2. Practice Eating and/or Drinking Inside
If your Corgi is not interested in getting in their kennel even when it’s outfitted with comfy bedding and other familiar things, try putting their food and/or water dish in there. Don’t force your pup to enter the crate, but give them no other choice but to enter and take care of their needs. Eventually, your pup should correlate the kennel with comfort and nutrients, so they will be more likely to be content while locked inside the kennel.
3. Make Crate Time a Positive Experience
Make sure your Corgi feels calm and comfortable anytime they get into their crate. Any time that they spend in their crate should be a positive experience, especially when you are crate training them. If going into the crate results in something bad happening, even once, chances are that your pup won’t want to go in there at all, no matter how you try to entice them into doing so. Being in the crate should be relaxing and comforting.
4. Extend Crate Time in Steps
Don’t just put your Corgi in their crate and leave them in there until you’re ready to let them out. This can make them hate the crate and not want to get in it at all in the future. If your pup protests the situation, let them out of the kennel and work in increments. To start, get your pup to be comfortable in their crate for 30 seconds.
Next, get them to stay in there for 2 minutes without protest. Then, work toward the 5-minute mark. Keep going until you can leave the house for a few hours while your pup happily hangs out in their crate.
Begin by walking around your home where your pup can see you when they are in their crate. Then, move to other parts of your home and eventually, outside where you can’t be seen, until you’re sure your dog will do okay when you are not at home.
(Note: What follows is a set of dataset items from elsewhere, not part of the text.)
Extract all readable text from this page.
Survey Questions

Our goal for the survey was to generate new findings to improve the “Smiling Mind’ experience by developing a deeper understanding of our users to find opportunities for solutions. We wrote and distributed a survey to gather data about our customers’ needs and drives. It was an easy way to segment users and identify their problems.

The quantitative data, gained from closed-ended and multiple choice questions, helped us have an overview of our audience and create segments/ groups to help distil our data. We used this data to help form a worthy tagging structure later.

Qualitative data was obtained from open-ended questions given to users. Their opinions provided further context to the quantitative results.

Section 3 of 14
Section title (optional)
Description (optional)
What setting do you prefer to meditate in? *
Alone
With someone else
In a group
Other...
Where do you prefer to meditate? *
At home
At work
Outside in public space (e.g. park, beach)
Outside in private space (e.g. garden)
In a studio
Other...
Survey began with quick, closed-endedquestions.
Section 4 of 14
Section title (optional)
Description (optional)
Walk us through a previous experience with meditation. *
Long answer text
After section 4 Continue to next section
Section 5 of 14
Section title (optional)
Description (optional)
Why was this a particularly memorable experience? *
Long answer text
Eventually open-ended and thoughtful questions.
5. Keep the Kennel in a Quiet Spot
It is a good idea to put your Corgi’s crate in a quiet spot in the house where they tend to feel the most comfortable. This will help keep them from focusing on things that seem “chaotic” to them, like young kids roughhousing, and ensure that they feel protected while spending time in their crate. Your pup should feel comfortable and safe in their kennel, or they will simply fight against spending time in it.
6. Reward Good Behavior
It is always a good idea to reward your Corgi for good behavior whenever they spend time in their crate without protest, even if it’s just for a few seconds. Every time your dog meets your expectations — which should be clearly set — reward them with a treat or a petting session. Knowing that praise comes at the end of it is what will get your pup to happily spend time in their kennel.
Troubleshooting Training Problems
Your Corgi might not cooperate with crate training at first, so it’s important to troubleshoot the training problems so you can correct the issue and get on the right track. Here are a few specific things that you can do to deal with crate-training problems with your Corgi:
- Don’t Rush — Take your time and have patience. Don’t rush the process of crate training, or your Corgi might resist even more. Patience is key. If your pup doesn’t respond right away, don’t get frustrated. Stay patient and keep trying. Eventually, your patience should pay off.
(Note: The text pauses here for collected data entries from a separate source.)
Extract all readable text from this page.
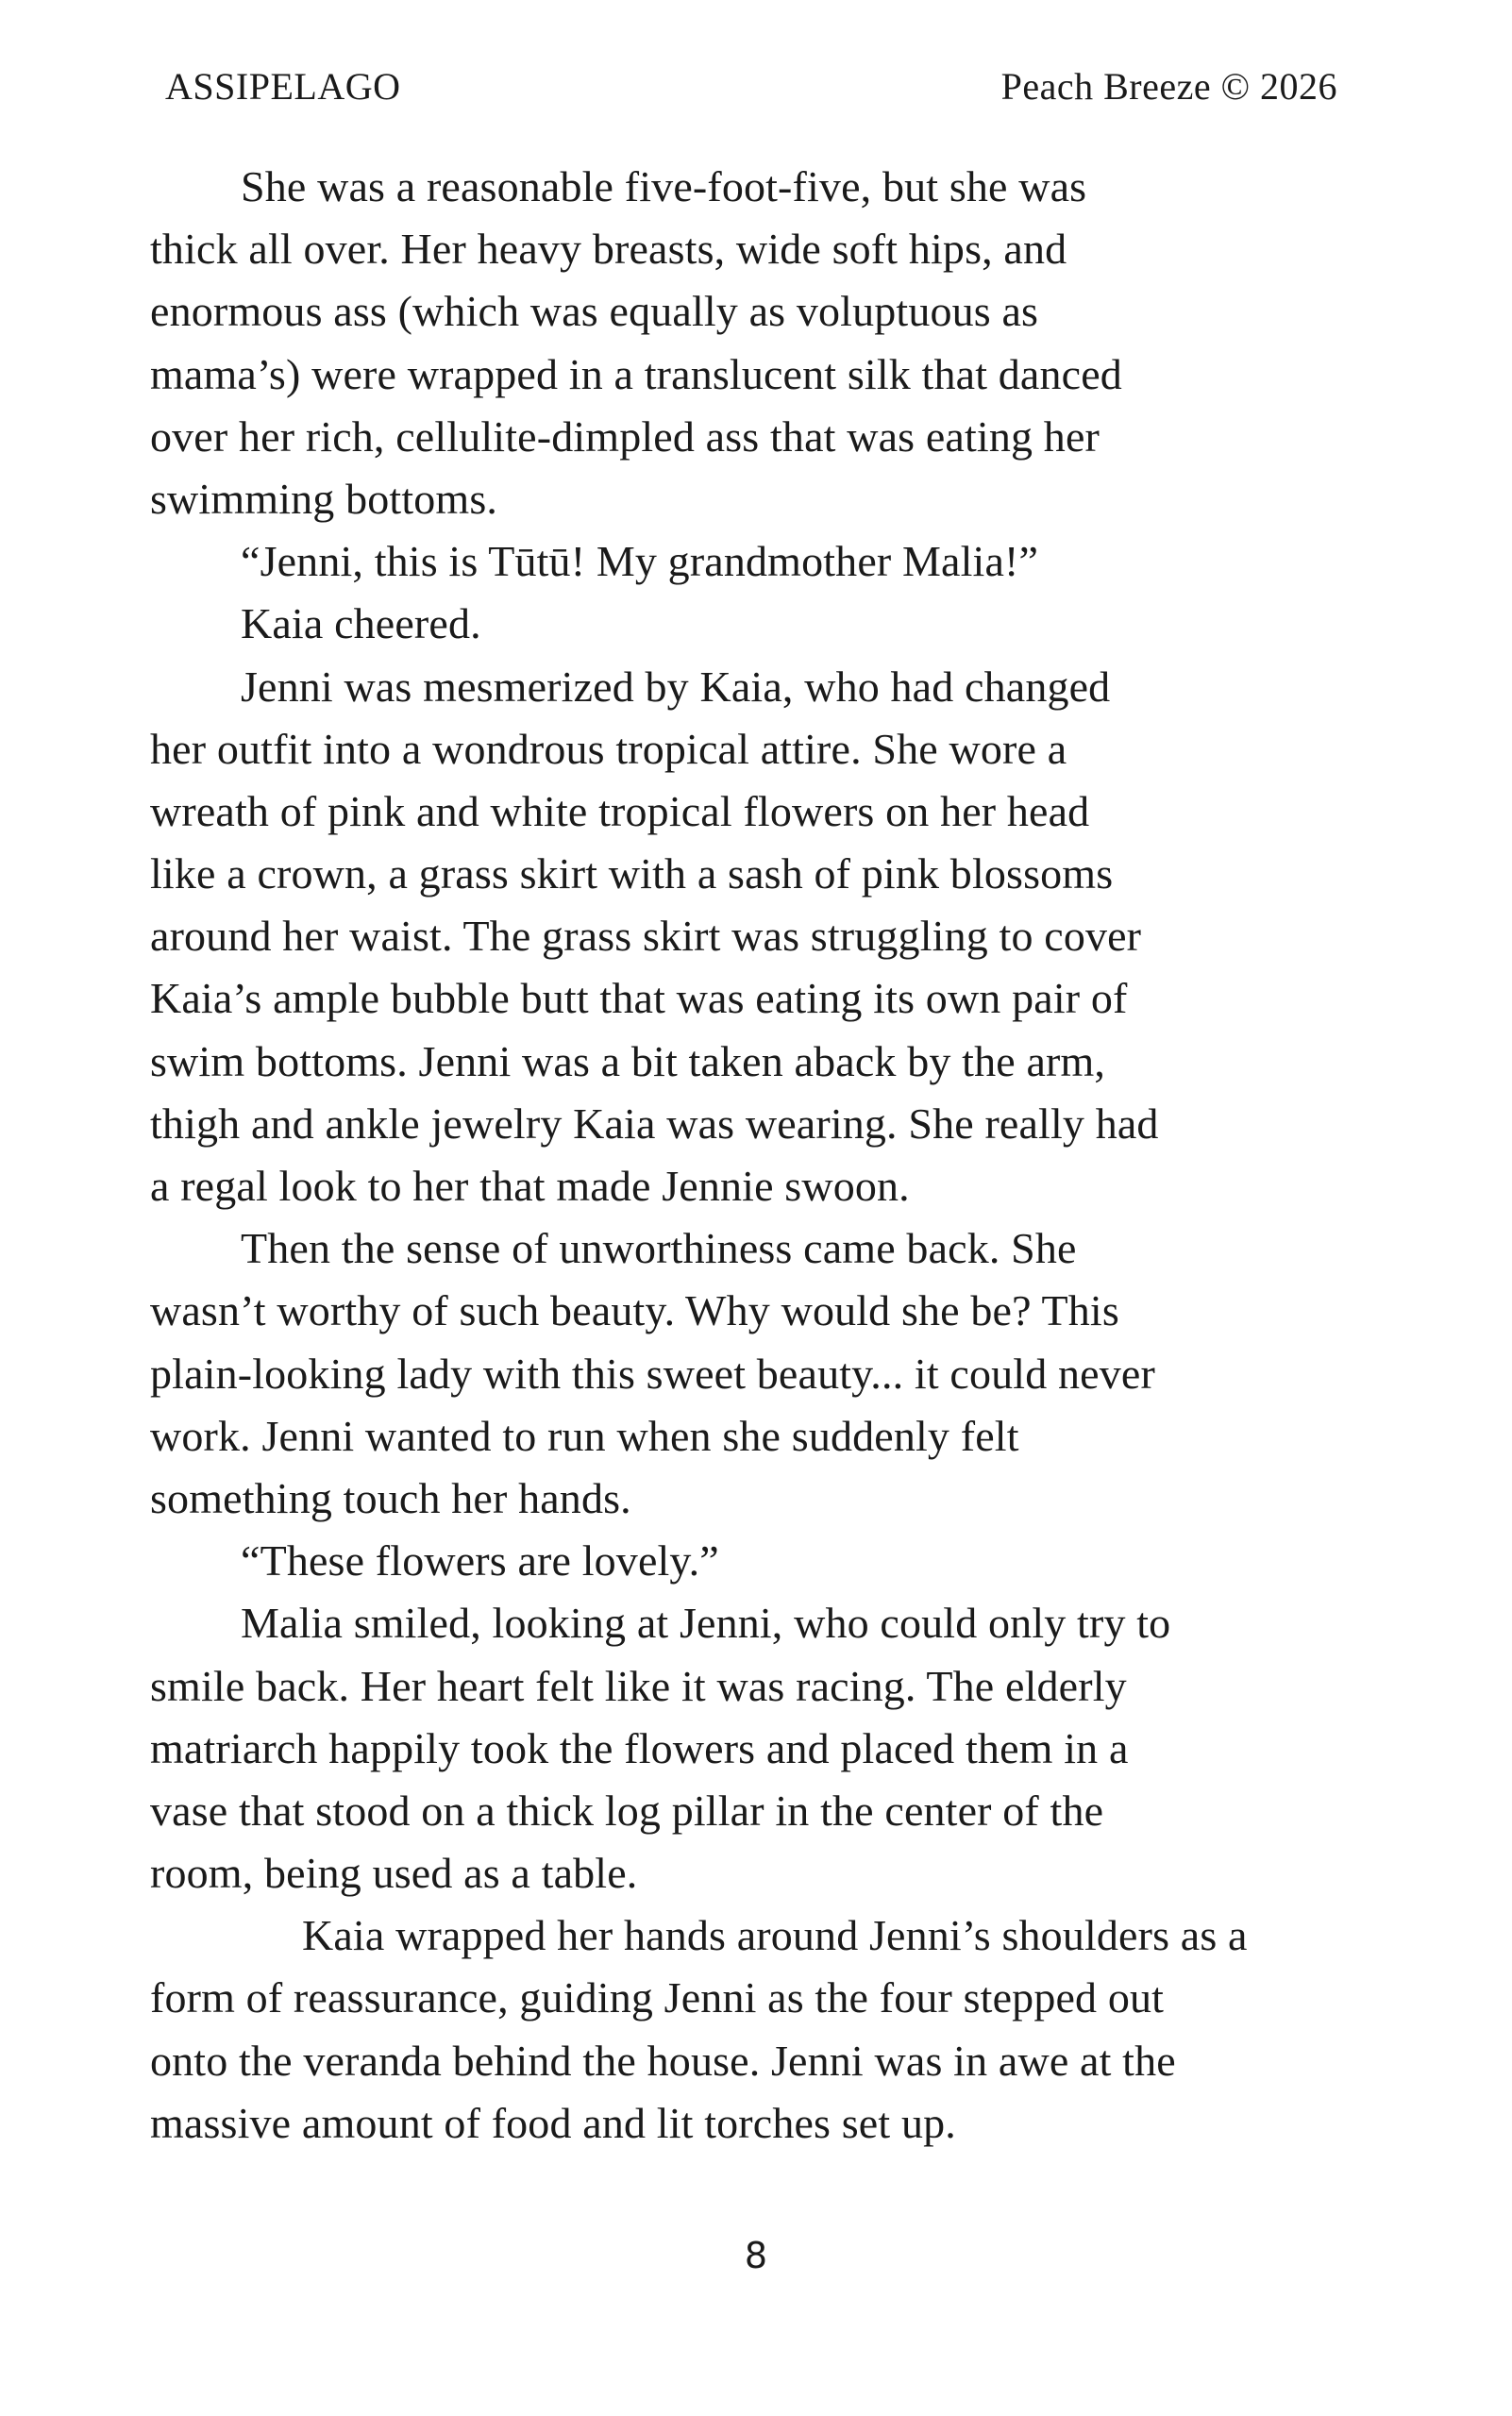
ASSIPELAGO	Peach Breeze © 2026
She was a reasonable five-foot-five, but she was
thick all over. Her heavy breasts, wide soft hips, and
enormous ass (which was equally as voluptuous as
mama’s) were wrapped in a translucent silk that danced
over her rich, cellulite-dimpled ass that was eating her
swimming bottoms.
“Jenni, this is Tūtū! My grandmother Malia!”
Kaia cheered.
Jenni was mesmerized by Kaia, who had changed
her outfit into a wondrous tropical attire. She wore a
wreath of pink and white tropical flowers on her head
like a crown, a grass skirt with a sash of pink blossoms
around her waist. The grass skirt was struggling to cover
Kaia’s ample bubble butt that was eating its own pair of
swim bottoms. Jenni was a bit taken aback by the arm,
thigh and ankle jewelry Kaia was wearing. She really had
a regal look to her that made Jennie swoon.
Then the sense of unworthiness came back. She
wasn’t worthy of such beauty. Why would she be? This
plain-looking lady with this sweet beauty... it could never
work. Jenni wanted to run when she suddenly felt
something touch her hands.
“These flowers are lovely.”
Malia smiled, looking at Jenni, who could only try to
smile back. Her heart felt like it was racing. The elderly
matriarch happily took the flowers and placed them in a
vase that stood on a thick log pillar in the center of the
room, being used as a table.
Kaia wrapped her hands around Jenni’s shoulders as a
form of reassurance, guiding Jenni as the four stepped out
onto the veranda behind the house. Jenni was in awe at the
massive amount of food and lit torches set up.
8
- Avoid Negative Reinforcement — The more you get mad at your dog for not being comfortable in their crate, the less comfortable they are likely to be. It is important to keep from getting upset in front of your pup while crate training them. If necessary, leave the room or go outside until you calm down.
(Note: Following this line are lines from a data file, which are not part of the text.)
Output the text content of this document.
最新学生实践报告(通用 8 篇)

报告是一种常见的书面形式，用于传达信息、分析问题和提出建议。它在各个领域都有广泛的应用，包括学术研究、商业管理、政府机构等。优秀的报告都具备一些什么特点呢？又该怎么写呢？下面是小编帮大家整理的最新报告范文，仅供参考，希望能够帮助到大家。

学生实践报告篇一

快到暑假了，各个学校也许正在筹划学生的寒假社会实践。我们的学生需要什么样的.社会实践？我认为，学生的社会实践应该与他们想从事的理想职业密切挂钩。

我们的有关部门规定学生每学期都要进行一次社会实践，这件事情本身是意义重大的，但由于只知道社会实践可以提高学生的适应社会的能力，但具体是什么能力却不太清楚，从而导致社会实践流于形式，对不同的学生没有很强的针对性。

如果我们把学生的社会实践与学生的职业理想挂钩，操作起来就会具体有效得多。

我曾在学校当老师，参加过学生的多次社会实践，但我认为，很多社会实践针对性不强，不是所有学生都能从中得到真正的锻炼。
- Restart From Scratch — When you are not making any progress with your pup, it is a good idea to reset and start again from scratch. Don’t push your pup so much next time, and reinforce the positive aspects of being in a kennel during each training session.
- Never Push Your Pet — It is important not to push your pet to get in their kennel when they really don’t want to. Your job is to figure out a way to make your Corgi want to enter and stay inside whenever you want them to.
- Always Reward Good Performance — If your pup stays in their kennel without issue, it is important to show them that you appreciate their behavior by rewarding them when they get out of their kennel. The thought of a reward for being in the kennel will help make future stays in the space better for them.
Teaching your Corgi how to enjoy their crate without whining and protest can take a while, but every dog of this breed has it in them to actually enjoy the time that they spend in their kennel. It is just a matter of making the space comfortable, safe, and rewarding overall. Hopefully, you’ll find the tips on this list to be helpful!